The legislation also derogates from India’s international obligations. This is particularly true in relation to the International Covenant on Civil and Political Rights, to which India is a party. The ICCPR lays down under Article 14 that “…everyone shall be entitled to a fair and public hearing by a competent, independent and impartial tribunal...” Furthermore, the covenant provides the right “To be informed promptly and in detail in a language which he understands of the nature and cause of the charge against him.” The ICCPR calls such rights “minimum guarantees”. 

Interestingly enough, the Government of India has itself recognized the obligation of a state to ensure a fair trial by relying on ICCPR in its own written submissions to the International Court of Justice in the Jadhav Case, even according it the status of an erga omnes obligation.
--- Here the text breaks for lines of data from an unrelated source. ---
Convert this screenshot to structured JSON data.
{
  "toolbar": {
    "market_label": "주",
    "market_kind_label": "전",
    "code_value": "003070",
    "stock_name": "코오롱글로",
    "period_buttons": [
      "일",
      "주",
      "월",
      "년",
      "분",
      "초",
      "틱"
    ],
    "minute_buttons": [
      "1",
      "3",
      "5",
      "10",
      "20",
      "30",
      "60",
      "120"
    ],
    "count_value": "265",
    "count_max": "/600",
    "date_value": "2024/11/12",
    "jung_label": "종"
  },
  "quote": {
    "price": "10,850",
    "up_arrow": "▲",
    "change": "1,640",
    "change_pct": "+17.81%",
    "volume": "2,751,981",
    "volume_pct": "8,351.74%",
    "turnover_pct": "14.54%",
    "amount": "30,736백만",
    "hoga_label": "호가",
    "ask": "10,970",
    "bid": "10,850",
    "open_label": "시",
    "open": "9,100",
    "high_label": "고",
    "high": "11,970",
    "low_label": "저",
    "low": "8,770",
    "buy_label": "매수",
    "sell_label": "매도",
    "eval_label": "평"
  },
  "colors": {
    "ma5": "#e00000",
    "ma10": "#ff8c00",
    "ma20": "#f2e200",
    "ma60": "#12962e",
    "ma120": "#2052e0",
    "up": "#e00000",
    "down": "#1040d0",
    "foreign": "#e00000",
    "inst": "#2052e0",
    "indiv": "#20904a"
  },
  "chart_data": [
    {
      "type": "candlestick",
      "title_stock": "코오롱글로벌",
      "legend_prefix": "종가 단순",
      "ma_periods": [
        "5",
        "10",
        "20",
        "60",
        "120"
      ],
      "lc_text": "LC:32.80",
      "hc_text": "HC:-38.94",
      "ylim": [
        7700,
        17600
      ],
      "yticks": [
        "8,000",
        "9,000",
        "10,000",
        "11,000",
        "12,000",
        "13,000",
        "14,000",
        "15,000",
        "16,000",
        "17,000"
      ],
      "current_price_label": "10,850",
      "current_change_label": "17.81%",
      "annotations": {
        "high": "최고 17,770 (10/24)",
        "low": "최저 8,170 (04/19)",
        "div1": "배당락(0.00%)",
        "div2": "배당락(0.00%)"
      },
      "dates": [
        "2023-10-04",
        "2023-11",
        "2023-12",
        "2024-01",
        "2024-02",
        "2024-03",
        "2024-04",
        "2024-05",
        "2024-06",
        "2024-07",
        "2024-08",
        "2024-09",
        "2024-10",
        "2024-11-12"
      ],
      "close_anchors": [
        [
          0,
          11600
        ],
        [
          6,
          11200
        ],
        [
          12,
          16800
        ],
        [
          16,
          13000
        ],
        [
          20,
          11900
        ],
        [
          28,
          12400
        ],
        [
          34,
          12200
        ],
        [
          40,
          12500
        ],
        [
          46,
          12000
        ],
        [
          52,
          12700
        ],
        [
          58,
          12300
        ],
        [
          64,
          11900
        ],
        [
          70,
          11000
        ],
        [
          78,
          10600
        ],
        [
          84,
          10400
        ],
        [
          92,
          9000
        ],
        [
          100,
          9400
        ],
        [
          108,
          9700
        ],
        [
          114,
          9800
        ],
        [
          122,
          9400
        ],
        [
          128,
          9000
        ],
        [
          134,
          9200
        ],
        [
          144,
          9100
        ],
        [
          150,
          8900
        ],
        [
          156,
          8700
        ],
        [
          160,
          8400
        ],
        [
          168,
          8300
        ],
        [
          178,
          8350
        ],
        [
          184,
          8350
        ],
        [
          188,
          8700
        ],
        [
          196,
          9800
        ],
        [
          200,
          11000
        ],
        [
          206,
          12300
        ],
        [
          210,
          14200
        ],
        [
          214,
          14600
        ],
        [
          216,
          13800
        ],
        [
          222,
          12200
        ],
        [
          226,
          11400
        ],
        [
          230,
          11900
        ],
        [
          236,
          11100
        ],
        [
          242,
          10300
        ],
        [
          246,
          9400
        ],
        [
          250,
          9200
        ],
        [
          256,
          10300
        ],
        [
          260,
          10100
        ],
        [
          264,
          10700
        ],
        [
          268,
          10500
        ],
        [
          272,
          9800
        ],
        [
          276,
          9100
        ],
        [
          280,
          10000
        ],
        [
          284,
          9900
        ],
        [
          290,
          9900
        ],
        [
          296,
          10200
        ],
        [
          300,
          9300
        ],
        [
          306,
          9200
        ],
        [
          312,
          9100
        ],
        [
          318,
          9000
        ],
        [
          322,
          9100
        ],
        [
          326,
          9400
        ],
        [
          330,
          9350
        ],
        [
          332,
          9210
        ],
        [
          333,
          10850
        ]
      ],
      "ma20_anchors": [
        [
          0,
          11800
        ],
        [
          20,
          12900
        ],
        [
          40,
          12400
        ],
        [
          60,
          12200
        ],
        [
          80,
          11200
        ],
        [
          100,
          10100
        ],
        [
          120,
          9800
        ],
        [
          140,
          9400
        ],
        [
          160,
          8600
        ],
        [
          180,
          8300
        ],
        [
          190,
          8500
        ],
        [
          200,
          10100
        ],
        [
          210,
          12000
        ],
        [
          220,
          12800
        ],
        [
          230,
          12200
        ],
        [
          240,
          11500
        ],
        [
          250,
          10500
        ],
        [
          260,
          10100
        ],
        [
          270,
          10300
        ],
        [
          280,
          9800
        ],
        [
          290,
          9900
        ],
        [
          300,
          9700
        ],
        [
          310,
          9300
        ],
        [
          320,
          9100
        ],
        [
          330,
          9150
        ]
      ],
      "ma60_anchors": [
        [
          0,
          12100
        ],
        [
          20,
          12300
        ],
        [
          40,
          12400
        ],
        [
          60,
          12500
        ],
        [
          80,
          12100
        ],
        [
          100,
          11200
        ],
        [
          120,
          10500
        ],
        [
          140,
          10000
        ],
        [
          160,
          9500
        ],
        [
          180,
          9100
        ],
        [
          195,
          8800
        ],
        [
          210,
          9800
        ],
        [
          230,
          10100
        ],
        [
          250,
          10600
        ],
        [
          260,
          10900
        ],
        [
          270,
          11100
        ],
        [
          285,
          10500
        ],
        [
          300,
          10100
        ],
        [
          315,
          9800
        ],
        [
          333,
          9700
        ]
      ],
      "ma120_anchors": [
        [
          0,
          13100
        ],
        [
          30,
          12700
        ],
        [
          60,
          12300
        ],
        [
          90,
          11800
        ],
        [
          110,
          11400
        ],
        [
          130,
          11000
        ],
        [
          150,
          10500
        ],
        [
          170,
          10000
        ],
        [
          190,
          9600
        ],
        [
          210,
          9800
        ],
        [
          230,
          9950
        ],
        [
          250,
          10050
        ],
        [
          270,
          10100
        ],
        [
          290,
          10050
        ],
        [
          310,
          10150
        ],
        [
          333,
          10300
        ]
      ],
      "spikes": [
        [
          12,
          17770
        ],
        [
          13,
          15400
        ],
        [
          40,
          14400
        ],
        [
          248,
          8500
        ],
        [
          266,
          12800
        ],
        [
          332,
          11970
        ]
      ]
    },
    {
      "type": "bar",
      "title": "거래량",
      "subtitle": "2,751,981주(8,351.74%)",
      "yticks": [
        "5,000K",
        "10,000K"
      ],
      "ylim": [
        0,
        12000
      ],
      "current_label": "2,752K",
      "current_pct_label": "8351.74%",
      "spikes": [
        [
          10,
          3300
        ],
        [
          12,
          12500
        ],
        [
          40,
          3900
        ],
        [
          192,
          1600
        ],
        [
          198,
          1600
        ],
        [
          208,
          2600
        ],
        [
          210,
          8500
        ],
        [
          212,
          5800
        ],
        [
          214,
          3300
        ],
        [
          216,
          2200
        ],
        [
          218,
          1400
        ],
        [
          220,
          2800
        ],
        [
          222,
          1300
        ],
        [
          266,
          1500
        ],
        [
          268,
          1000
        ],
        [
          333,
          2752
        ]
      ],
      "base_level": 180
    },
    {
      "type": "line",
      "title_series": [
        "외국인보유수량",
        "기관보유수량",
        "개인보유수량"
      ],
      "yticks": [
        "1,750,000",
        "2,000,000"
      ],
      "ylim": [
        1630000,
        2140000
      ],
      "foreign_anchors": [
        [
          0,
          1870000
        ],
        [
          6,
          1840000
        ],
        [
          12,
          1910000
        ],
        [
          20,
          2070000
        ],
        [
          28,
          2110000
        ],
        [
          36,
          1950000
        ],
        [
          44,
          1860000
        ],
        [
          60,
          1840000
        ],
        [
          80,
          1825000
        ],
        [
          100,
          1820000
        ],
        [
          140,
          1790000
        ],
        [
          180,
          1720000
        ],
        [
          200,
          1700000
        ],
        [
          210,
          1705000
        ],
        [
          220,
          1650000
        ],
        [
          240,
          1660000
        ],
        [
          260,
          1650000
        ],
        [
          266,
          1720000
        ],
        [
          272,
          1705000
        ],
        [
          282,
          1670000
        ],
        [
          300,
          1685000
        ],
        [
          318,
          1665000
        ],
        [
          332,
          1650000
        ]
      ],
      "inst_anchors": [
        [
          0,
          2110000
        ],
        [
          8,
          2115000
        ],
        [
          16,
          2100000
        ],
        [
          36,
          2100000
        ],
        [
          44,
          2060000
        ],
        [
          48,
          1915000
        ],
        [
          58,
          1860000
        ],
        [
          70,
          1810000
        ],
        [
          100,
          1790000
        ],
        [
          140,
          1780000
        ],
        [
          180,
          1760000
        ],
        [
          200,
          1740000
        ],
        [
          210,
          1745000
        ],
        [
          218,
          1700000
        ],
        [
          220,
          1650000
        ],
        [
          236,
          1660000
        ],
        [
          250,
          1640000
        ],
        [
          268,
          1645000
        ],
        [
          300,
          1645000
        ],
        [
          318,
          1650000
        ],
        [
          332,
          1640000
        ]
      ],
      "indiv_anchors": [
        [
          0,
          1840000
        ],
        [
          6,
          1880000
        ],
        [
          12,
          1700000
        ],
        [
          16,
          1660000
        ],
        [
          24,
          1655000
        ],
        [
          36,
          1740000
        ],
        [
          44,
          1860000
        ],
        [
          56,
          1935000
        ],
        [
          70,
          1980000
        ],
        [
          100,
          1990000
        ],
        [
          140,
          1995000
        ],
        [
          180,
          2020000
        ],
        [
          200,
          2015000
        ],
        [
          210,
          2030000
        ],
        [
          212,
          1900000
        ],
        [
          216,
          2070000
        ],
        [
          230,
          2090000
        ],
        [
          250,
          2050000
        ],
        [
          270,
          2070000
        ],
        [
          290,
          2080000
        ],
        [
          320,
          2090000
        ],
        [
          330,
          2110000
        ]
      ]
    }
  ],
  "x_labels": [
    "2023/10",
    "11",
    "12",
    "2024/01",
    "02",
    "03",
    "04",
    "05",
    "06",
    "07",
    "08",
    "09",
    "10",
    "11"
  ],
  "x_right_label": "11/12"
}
To have a zero-tolerance policy towards terrorism is indeed a welcome step. However, in doing so, one cannot manifest a procedure which awards excessive power. The recent terror amendments have evoked criticism within India, with scholars and writers looking at the amended law as a potential threat which may lead to civil death for those who dissent, and even India’s very own McCarthyism moment

It must be noted that in the past more than 2/3rd of the cases under the Unlawful Activities (Prevention) Act have resulted in acquittals or discharge of the accused. The unamended Act already defines a  “Terrorist act” and accords an independent trial procedure and punishment for it.The recent amendments add erroneous discretion to an Act that ought to be based in principles of procedure and natural justice. 

Being labeled as a terrorist has immense consequences for the accused. This designation should only be awarded once a person is convicted of committing a terrorist act under the Act, pursuant to proper procedural review. This would ensure that the label of being involved in terrorism comes after appraisal of evidence by an independent court rather than simply the belief of the executive.